In the garden here I have a beautiful red hazel that has glorious rich maroon coloured leaves and produces dark red nuts with a very sweet flavour.
The other vital role that hazel plays is in providing habitat for dormice. I have yet to find evidence of dormice here on the farm though they are in the area as neighbours have found nut shells with the distinctive small nibblings typical of dormouse teeth.

Going through one of our bookcases this morning I came across a small collection of old notebooks which contain the Nature Writings of the Farmers' father. From 1945 to 1960 'Robin' wrote a weekly column on natural history and the farming  seasonal round, for his local paper, the Wolverhampton Express & Star, (I should explain that the Farmers' family originate from Staffordshire and moved to Wales in 1960).
The forerunner of blog, I can't help thinking, they are exquisite pieces written by a man who was a passionate naturalist  and observer of wildlife.
Here is an example of his writing taken from a piece written in February 1954;

"Sunlight filtering through the trees gives promise of new life to the damp deadness of the woodland scene of trees torn up by their roots lying acros the tangles of bracken and ferns and the clutter of fallen leaves.
The new life awaits the signal of longer, warmer days. In the buds of trees are leaves and flowers tucked away in embryo form; the debris on the woodland frloor covers a wealth of dormant life: the rootstocks of windflowers, sorrels and ferns, bluebell bulbs in uncountable numbers, and the seeds of many trees and woodland weeds. When the warmer days arrive all these will spring into life and create the pattern of flower and green of the new season.
To compensate for the dormancy of plant life the woodland birds are full of activity - they have to work hard to find sufficient food in the short daylight hours and, with no leaves on the trees, they are more easily seen now than later in the summer.

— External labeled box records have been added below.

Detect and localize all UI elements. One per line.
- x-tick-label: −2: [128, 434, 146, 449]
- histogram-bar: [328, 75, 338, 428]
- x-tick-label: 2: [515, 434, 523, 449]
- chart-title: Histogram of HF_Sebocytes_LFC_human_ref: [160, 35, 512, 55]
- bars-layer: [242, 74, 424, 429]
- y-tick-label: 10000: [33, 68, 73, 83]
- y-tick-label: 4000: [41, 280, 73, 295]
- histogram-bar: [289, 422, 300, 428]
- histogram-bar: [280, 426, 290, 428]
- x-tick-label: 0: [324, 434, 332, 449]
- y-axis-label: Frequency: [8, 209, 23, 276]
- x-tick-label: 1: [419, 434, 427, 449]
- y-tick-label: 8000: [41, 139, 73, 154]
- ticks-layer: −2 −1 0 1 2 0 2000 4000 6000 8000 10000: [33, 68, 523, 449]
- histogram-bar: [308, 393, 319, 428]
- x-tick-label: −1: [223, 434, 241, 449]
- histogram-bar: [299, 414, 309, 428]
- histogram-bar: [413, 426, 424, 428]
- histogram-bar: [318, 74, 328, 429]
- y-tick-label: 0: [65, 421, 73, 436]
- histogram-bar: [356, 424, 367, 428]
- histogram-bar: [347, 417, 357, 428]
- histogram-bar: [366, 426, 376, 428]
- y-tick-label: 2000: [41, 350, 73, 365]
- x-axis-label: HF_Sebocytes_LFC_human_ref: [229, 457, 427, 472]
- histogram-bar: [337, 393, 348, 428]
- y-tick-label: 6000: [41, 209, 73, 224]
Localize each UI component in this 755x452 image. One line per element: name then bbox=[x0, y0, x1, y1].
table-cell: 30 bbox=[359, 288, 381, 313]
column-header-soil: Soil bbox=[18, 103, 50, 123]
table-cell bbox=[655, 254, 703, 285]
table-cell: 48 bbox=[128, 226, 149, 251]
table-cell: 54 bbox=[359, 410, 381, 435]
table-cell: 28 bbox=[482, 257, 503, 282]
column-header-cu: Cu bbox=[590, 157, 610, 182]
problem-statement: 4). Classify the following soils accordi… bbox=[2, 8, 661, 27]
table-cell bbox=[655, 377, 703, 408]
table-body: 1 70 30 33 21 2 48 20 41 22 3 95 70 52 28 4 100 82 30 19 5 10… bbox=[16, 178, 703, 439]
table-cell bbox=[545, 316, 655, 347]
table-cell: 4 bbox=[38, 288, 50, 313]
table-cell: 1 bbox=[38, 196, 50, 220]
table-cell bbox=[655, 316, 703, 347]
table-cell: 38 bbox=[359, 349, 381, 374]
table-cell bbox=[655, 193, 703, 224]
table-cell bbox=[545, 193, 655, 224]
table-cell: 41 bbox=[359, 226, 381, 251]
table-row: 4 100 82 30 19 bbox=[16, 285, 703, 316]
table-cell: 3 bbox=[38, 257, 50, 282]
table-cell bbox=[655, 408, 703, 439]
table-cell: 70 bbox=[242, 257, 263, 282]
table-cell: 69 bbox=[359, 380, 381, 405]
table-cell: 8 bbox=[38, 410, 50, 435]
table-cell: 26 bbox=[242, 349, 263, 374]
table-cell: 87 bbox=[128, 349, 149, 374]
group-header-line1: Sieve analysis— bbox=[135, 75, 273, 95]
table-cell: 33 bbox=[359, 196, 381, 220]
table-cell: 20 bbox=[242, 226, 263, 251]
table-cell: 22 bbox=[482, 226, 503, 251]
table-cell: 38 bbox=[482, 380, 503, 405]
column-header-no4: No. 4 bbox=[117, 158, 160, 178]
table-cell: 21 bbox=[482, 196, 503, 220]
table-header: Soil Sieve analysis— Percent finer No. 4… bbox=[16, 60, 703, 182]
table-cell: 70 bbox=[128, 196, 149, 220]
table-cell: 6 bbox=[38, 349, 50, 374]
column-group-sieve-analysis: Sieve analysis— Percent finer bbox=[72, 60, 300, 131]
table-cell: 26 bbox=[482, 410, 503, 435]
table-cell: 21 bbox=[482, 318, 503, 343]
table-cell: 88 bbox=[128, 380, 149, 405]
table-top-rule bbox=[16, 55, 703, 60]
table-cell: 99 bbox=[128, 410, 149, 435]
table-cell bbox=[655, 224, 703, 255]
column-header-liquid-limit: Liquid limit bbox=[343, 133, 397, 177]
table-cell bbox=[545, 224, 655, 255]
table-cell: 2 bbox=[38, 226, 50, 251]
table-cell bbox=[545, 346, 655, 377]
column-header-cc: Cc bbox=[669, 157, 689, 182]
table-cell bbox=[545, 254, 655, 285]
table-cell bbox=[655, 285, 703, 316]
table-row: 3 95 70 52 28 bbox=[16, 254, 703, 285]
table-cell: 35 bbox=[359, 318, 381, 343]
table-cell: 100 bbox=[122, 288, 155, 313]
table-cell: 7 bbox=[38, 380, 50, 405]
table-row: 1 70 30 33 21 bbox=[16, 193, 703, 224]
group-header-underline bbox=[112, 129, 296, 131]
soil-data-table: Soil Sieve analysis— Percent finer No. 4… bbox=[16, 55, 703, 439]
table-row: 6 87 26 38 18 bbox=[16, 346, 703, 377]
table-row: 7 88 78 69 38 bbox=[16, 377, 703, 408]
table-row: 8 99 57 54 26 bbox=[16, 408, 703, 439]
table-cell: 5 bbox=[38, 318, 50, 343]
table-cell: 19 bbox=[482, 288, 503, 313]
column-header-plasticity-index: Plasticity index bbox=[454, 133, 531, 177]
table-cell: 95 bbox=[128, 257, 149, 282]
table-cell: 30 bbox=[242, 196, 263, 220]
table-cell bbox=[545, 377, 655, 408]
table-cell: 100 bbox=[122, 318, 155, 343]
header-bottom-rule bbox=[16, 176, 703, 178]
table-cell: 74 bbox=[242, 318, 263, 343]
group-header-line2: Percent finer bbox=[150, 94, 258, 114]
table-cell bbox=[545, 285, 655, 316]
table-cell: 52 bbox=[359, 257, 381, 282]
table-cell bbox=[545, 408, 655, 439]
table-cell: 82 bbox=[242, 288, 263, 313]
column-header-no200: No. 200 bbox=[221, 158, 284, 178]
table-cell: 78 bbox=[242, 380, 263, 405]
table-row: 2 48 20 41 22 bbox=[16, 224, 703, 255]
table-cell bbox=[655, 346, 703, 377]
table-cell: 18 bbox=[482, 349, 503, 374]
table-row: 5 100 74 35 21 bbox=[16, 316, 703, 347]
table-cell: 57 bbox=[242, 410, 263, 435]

Woodpeckers and nuthatches hammer at the dead branches and sometimes they are lucky and find a fallen hazel nut; blackbirds and wrens flit around in the low bushes and the titis go around in happy little flocks. the blue and great tits are the most numerous in these parties; marsh and coal tits, tree-creepers and goldcrests are often'hangers-on'.
Towards evening the owls begin to call and the woodpigeons come in to roost; the latter like to shelter in the thick fir trees, but the organised shooting is already driving them to roost out in the widely scattered hedgerow trees."

I think perhaps I should just re-produce one of 'Robin's' gems for each blog posting and leave it at that!